If the former will be chosen, it could have a long-term effect on the EU’s plans. The member states that have more resilient economies are going to be less affected by the investor compensation that may be needed. Whereas for other members, compensating investors could strain resources that would otherwise be directed to public investments related to clean technologies while providing strong arguments against withdrawal and making climate targets elusive. These countries are then faced with a Catch-22 situation as remaining in the treaty would continue to afford the same protection to new investors.

In this regard, the European Commission’s push in early February to prepare a joint EU-exit and to suggest to EU member states to leave the treaty seems is encouraging. It builds on a growing political momentum of more and more EU member states announcements to quit the agreement.
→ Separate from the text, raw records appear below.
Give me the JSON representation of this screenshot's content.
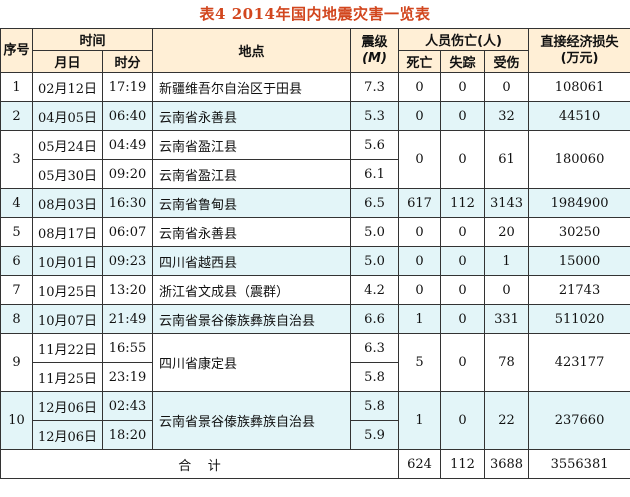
{
  "caption": "表4  2014年国内地震灾害一览表",
  "headers": {
    "seq": "序号",
    "time": "时间",
    "date": "月日",
    "clock": "时分",
    "place": "地点",
    "magnitude": "震级",
    "magnitude_unit": "(M)",
    "casualties": "人员伤亡(人)",
    "deaths": "死亡",
    "missing": "失踪",
    "injured": "受伤",
    "loss": "直接经济损失",
    "loss_unit": "(万元)"
  },
  "rows": [
    {
      "seq": "1",
      "date": "02月12日",
      "time": "17:19",
      "place": "新疆维吾尔自治区于田县",
      "mag": "7.3",
      "deaths": "0",
      "missing": "0",
      "injured": "0",
      "loss": "108061"
    },
    {
      "seq": "2",
      "date": "04月05日",
      "time": "06:40",
      "place": "云南省永善县",
      "mag": "5.3",
      "deaths": "0",
      "missing": "0",
      "injured": "32",
      "loss": "44510"
    },
    {
      "seq": "3",
      "date": "05月24日",
      "time": "04:49",
      "place": "云南省盈江县",
      "mag": "5.6",
      "deaths": "0",
      "missing": "0",
      "injured": "61",
      "loss": "180060",
      "date2": "05月30日",
      "time2": "09:20",
      "place2": "云南省盈江县",
      "mag2": "6.1"
    },
    {
      "seq": "4",
      "date": "08月03日",
      "time": "16:30",
      "place": "云南省鲁甸县",
      "mag": "6.5",
      "deaths": "617",
      "missing": "112",
      "injured": "3143",
      "loss": "1984900"
    },
    {
      "seq": "5",
      "date": "08月17日",
      "time": "06:07",
      "place": "云南省永善县",
      "mag": "5.0",
      "deaths": "0",
      "missing": "0",
      "injured": "20",
      "loss": "30250"
    },
    {
      "seq": "6",
      "date": "10月01日",
      "time": "09:23",
      "place": "四川省越西县",
      "mag": "5.0",
      "deaths": "0",
      "missing": "0",
      "injured": "1",
      "loss": "15000"
    },
    {
      "seq": "7",
      "date": "10月25日",
      "time": "13:20",
      "place": "浙江省文成县（震群）",
      "mag": "4.2",
      "deaths": "0",
      "missing": "0",
      "injured": "0",
      "loss": "21743"
    },
    {
      "seq": "8",
      "date": "10月07日",
      "time": "21:49",
      "place": "云南省景谷傣族彝族自治县",
      "mag": "6.6",
      "deaths": "1",
      "missing": "0",
      "injured": "331",
      "loss": "511020"
    },
    {
      "seq": "9",
      "date": "11月22日",
      "time": "16:55",
      "place": "四川省康定县",
      "mag": "6.3",
      "deaths": "5",
      "missing": "0",
      "injured": "78",
      "loss": "423177",
      "date2": "11月25日",
      "time2": "23:19",
      "mag2": "5.8"
    },
    {
      "seq": "10",
      "date": "12月06日",
      "time": "02:43",
      "place": "云南省景谷傣族彝族自治县",
      "mag": "5.8",
      "deaths": "1",
      "missing": "0",
      "injured": "22",
      "loss": "237660",
      "date2": "12月06日",
      "time2": "18:20",
      "mag2": "5.9"
    }
  ],
  "total": {
    "label": "合    计",
    "deaths": "624",
    "missing": "112",
    "injured": "3688",
    "loss": "3556381"
  }
}
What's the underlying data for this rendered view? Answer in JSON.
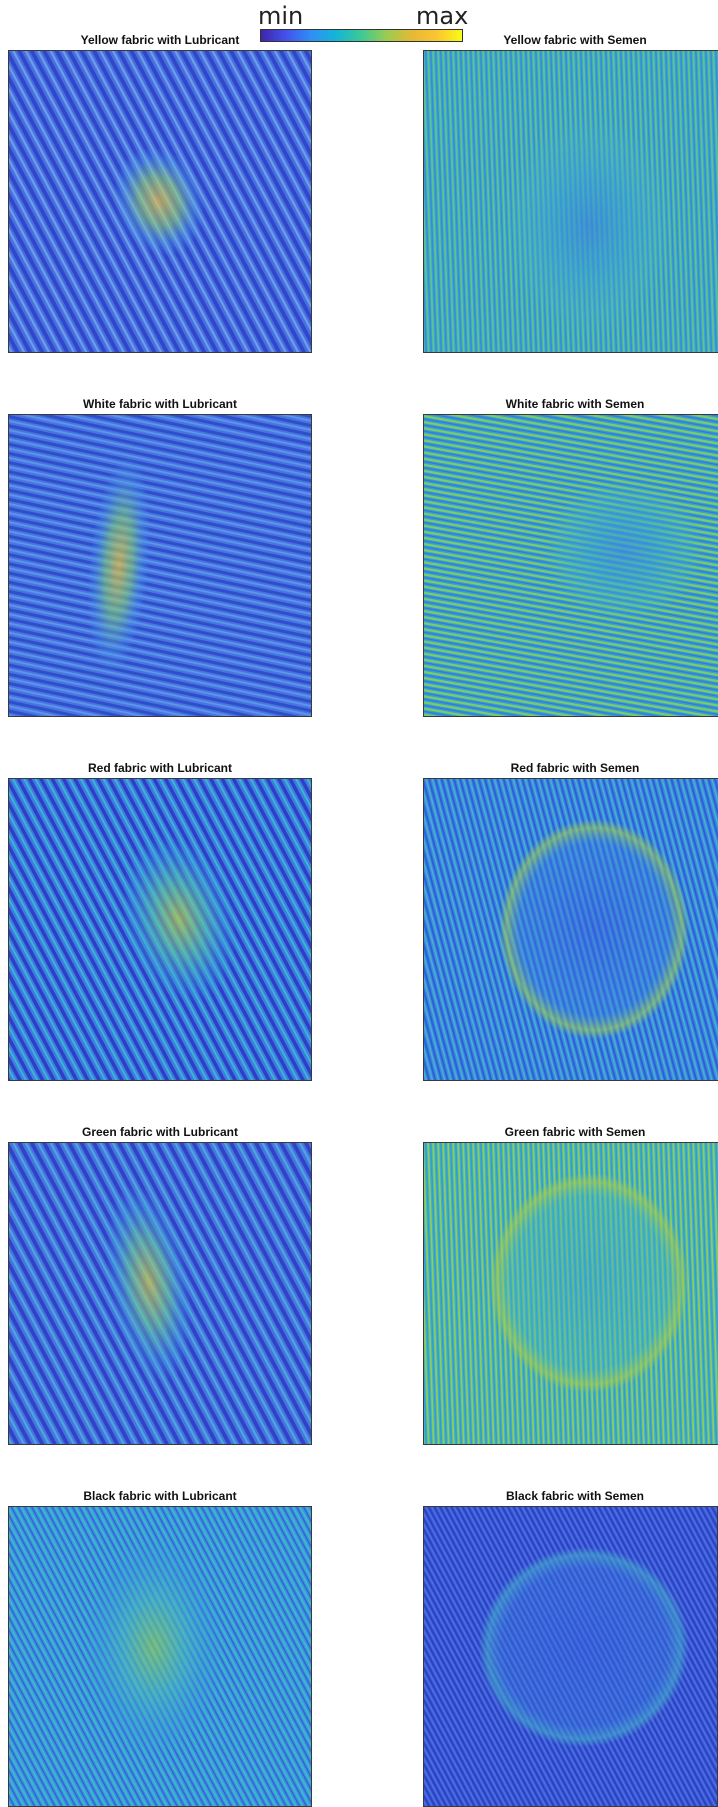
{
  "colorbar": {
    "min_label": "min",
    "max_label": "max"
  },
  "panels": [
    {
      "title": "Yellow fabric with Lubricant",
      "base": "#4a6ee0",
      "stripe": "#2f47c9",
      "stripe2": "#6aa0ea",
      "angle": 62,
      "spacing": 11,
      "blob": {
        "core": "#f2c23a",
        "mid": "#8fcf6a",
        "halo": "#4fa6e8"
      }
    },
    {
      "title": "Yellow fabric with Semen",
      "base": "#3aa5cf",
      "stripe": "#62c28f",
      "stripe2": "#2f86d9",
      "angle": 88,
      "spacing": 5,
      "blob": {
        "core": "#3a86dc",
        "mid": "#3aa0d5",
        "halo": "#45b0c8"
      }
    },
    {
      "title": "White fabric with Lubricant",
      "base": "#4a74e2",
      "stripe": "#2f4fca",
      "stripe2": "#5a98ea",
      "angle": 12,
      "spacing": 9,
      "blob": {
        "core": "#f4c431",
        "mid": "#7fcf70",
        "halo": "#4a9ae8"
      }
    },
    {
      "title": "White fabric with Semen",
      "base": "#3b9fd2",
      "stripe": "#7ccd63",
      "stripe2": "#2f78dc",
      "angle": 10,
      "spacing": 6,
      "blob": {
        "core": "#3b8ede",
        "mid": "#3aa2d4",
        "halo": "#44b2c6"
      }
    },
    {
      "title": "Red fabric with Lubricant",
      "base": "#3f7be2",
      "stripe": "#2b40c4",
      "stripe2": "#3ab4d0",
      "angle": 62,
      "spacing": 10,
      "blob": {
        "core": "#c3cd3c",
        "mid": "#5cc2a0",
        "halo": "#3a9fdc"
      }
    },
    {
      "title": "Red fabric with Semen",
      "base": "#3b8de0",
      "stripe": "#2f5fd8",
      "stripe2": "#49b6c8",
      "angle": 75,
      "spacing": 6,
      "blob": {
        "core": "#3a5ee0",
        "mid": "#3b7fe0",
        "halo": "#9ccc55"
      }
    },
    {
      "title": "Green fabric with Lubricant",
      "base": "#4a72e0",
      "stripe": "#2e44c6",
      "stripe2": "#48a9dc",
      "angle": 62,
      "spacing": 11,
      "blob": {
        "core": "#d7c73a",
        "mid": "#6cc590",
        "halo": "#3f9de0"
      }
    },
    {
      "title": "Green fabric with Semen",
      "base": "#3fb2c4",
      "stripe": "#8fcc5a",
      "stripe2": "#2f94d6",
      "angle": 88,
      "spacing": 5,
      "blob": {
        "core": "#3aa6cc",
        "mid": "#45b6be",
        "halo": "#a4cb50"
      }
    },
    {
      "title": "Black fabric with Lubricant",
      "base": "#3f8fe0",
      "stripe": "#3ab8c8",
      "stripe2": "#2f5ed8",
      "angle": 62,
      "spacing": 6,
      "blob": {
        "core": "#8ccb5a",
        "mid": "#4bb8bc",
        "halo": "#3a9ad8"
      }
    },
    {
      "title": "Black fabric with Semen",
      "base": "#3d58d8",
      "stripe": "#2c3fc2",
      "stripe2": "#4a7ee2",
      "angle": 62,
      "spacing": 5,
      "blob": {
        "core": "#3a6ae0",
        "mid": "#3a80e0",
        "halo": "#44aecb"
      }
    }
  ]
}
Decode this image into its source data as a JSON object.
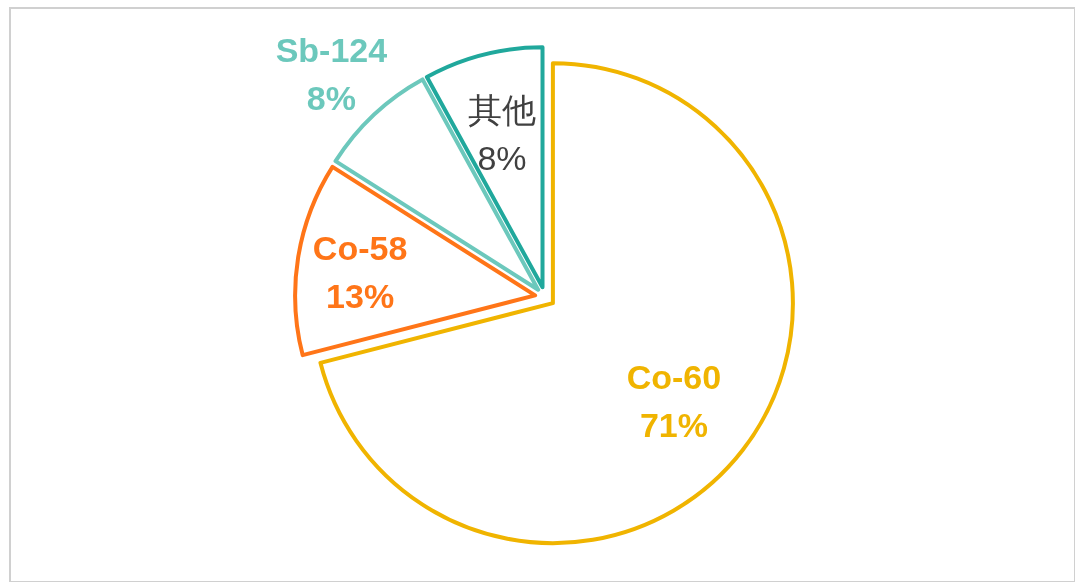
{
  "chart_data": {
    "type": "pie",
    "categories": [
      "Co-60",
      "Co-58",
      "Sb-124",
      "其他"
    ],
    "values": [
      71,
      13,
      8,
      8
    ],
    "colors": [
      "#f0b400",
      "#ff7518",
      "#6cc8bc",
      "#20a89c"
    ],
    "value_labels": [
      "71%",
      "13%",
      "8%",
      "8%"
    ]
  }
}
The EU, led by its biggest economies, should prioritize climate diplomacy over singular approaches to ECT. The first step would be to form a coherent approach agreed upon between all members of the EU that focuses on direct negotiations with individual ECT members that oppose modifications to the treaty and investors over an acceptable solution should. This step could be followed by grouping the types of fossil fuel investments in the European continent based on each individual country’s energy mix and structure their gradual elimination in a way that would allow achieving net-zero as a bloc. The countries that risk their decarbonization agendas due to these ECT associated costs should be supported financially, including the countries that are in the accession process and that have committed themselves to the EU’s climate objectives.

The ECT is testing how far the EU is willing to go to achieve its climate ambitions and whether its motto of solidarity that “no one will be left behind” is genuine while reminding everyone of the unprecedented challenges to overcome the climate emergency.

 

Lekë Batalli is a legal and energy specialist at the consulting and engineering firm Tetra Tech.